£495.00
Author: William Blane
Publisher: London Printed for John Stockdale 1788
First edition. Engraved frontispiece and title page vignette by Heath after Stothard. From the library of William Adolph Baillie Grohman, with his sporting bookplate and small ownership stamp of a pair of antlers and the initials B.G. on top corner of title-page, also with the bookplate of Westdean Library.
8vo., full tree calf, spine panelled in gilt with contrasting leather label. Spine a little rubbed, lower joint a little cracked, waterstain to frontispiece and title-page, a small stain on pp.109/110, a little occasional browning, a good copy with an important provenance.
William Adolph Baillie Grohman (1851–1921) was an Anglo-Austrian author of works on the Tyrol and the history of hunting, and a big game sportsman.

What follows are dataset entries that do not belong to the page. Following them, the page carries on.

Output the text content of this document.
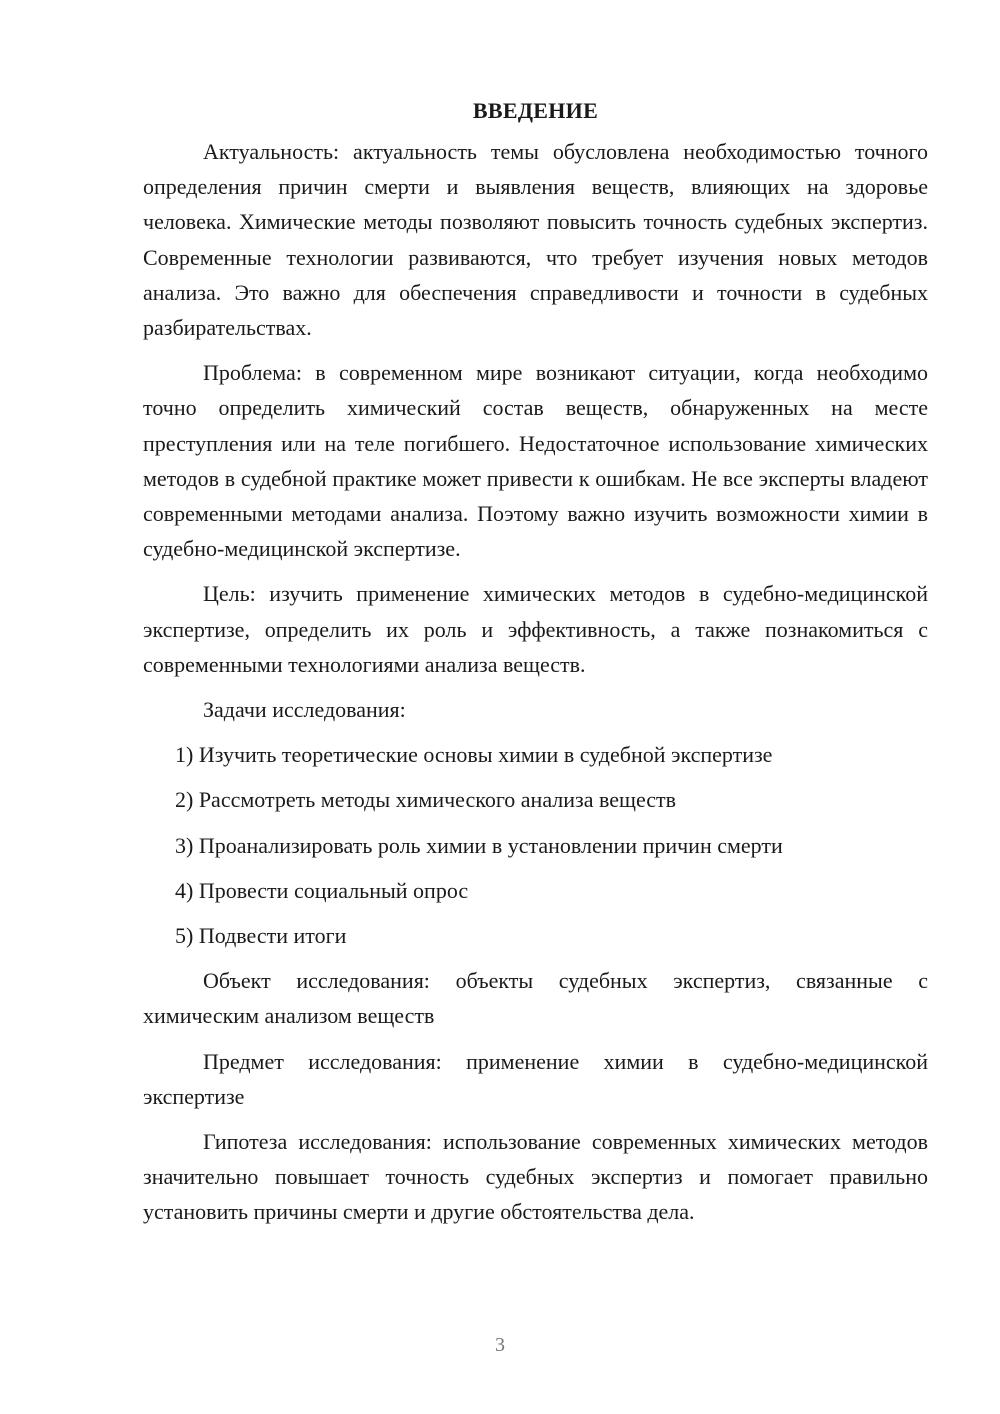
ВВЕДЕНИЕ

Актуальность: актуальность темы обусловлена необходимостью точного определения причин смерти и выявления веществ, влияющих на здоровье человека. Химические методы позволяют повысить точность судебных экспертиз. Современные технологии развиваются, что требует изучения новых методов анализа. Это важно для обеспечения справедливости и точности в судебных разбирательствах.

Проблема: в современном мире возникают ситуации, когда необходимо точно определить химический состав веществ, обнаруженных на месте преступления или на теле погибшего. Недостаточное использование химических методов в судебной практике может привести к ошибкам. Не все эксперты владеют современными методами анализа. Поэтому важно изучить возможности химии в судебно-медицинской экспертизе.

Цель: изучить применение химических методов в судебно-медицинской экспертизе, определить их роль и эффективность, а также познакомиться с современными технологиями анализа веществ.

Задачи исследования:

1) Изучить теоретические основы химии в судебной экспертизе
2) Рассмотреть методы химического анализа веществ
3) Проанализировать роль химии в установлении причин смерти
4) Провести социальный опрос
5) Подвести итоги

Объект исследования: объекты судебных экспертиз, связанные с химическим анализом веществ

Предмет исследования: применение химии в судебно-медицинской экспертизе

Гипотеза исследования: использование современных химических методов значительно повышает точность судебных экспертиз и помогает правильно установить причины смерти и другие обстоятельства дела.

3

A passionate collector, he amassed a large collection of furniture and European sporting art (his collection of sporting prints was sold at a special sale at Sotheby's in 1923),and in his later years he developed an erudite interest in the history and art of sport, building up an extensive library on hunting and game animals, including early ecological studies along with early treatises on hunting in many different European languages.

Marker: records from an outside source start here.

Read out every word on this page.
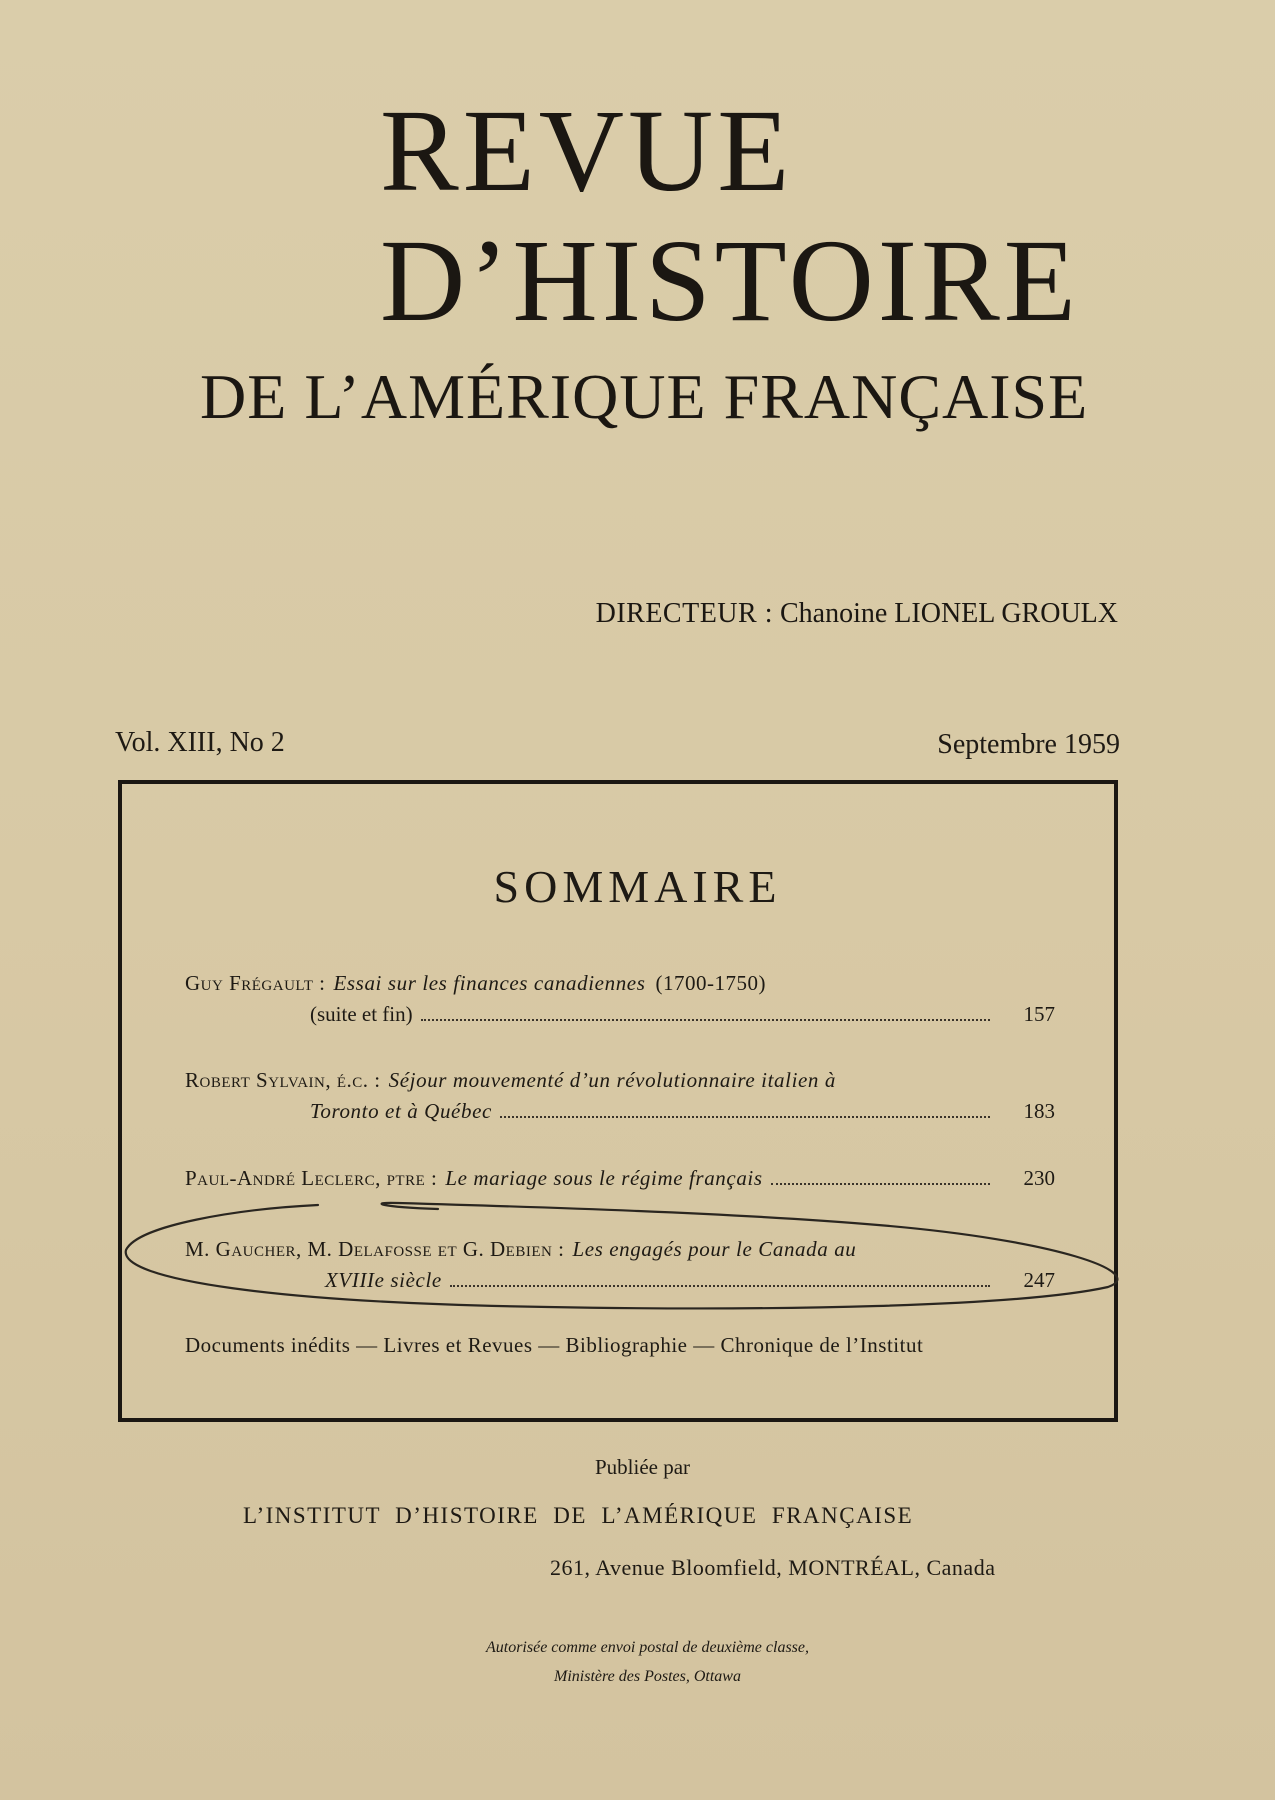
REVUE
D’HISTOIRE
DE L’AMÉRIQUE FRANÇAISE
DIRECTEUR : Chanoine LIONEL GROULX
Vol. XIII, No 2	Septembre 1959
SOMMAIRE
Guy Frégault : Essai sur les finances canadiennes (1700-1750)
(suite et fin)	157
Robert Sylvain, é.c. : Séjour mouvementé d’un révolutionnaire italien à
Toronto et à Québec	183
Paul-André Leclerc, ptre : Le mariage sous le régime français	230
M. Gaucher, M. Delafosse et G. Debien : Les engagés pour le Canada au
XVIIIe siècle	247
Documents inédits — Livres et Revues — Bibliographie — Chronique de l’Institut
Publiée par
L’INSTITUT  D’HISTOIRE  DE  L’AMÉRIQUE  FRANÇAISE
261, Avenue Bloomfield, MONTRÉAL, Canada
Autorisée comme envoi postal de deuxième classe,
Ministère des Postes, Ottawa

Assisted by his wife, Florence, he produced a lavishly illustrated and authoritative edition of The Master of Game (1904), the second oldest English book on hunting, a translation (from the French Livre de Chasse 1387 of Gaston Phébus) by Edward of Norwich, 2nd Duke of York. This has a foreword by his friend and later US president Teddy Roosevelt, also an avid big game hunter. In his book on early depictions of hunting Sport in art, An iconography of sport (1913), Baillie Grohman was able to bring together a lifetime's understanding of hunting in the field with an extensive historical knowledge of early sporting art gained through his own collecting and research.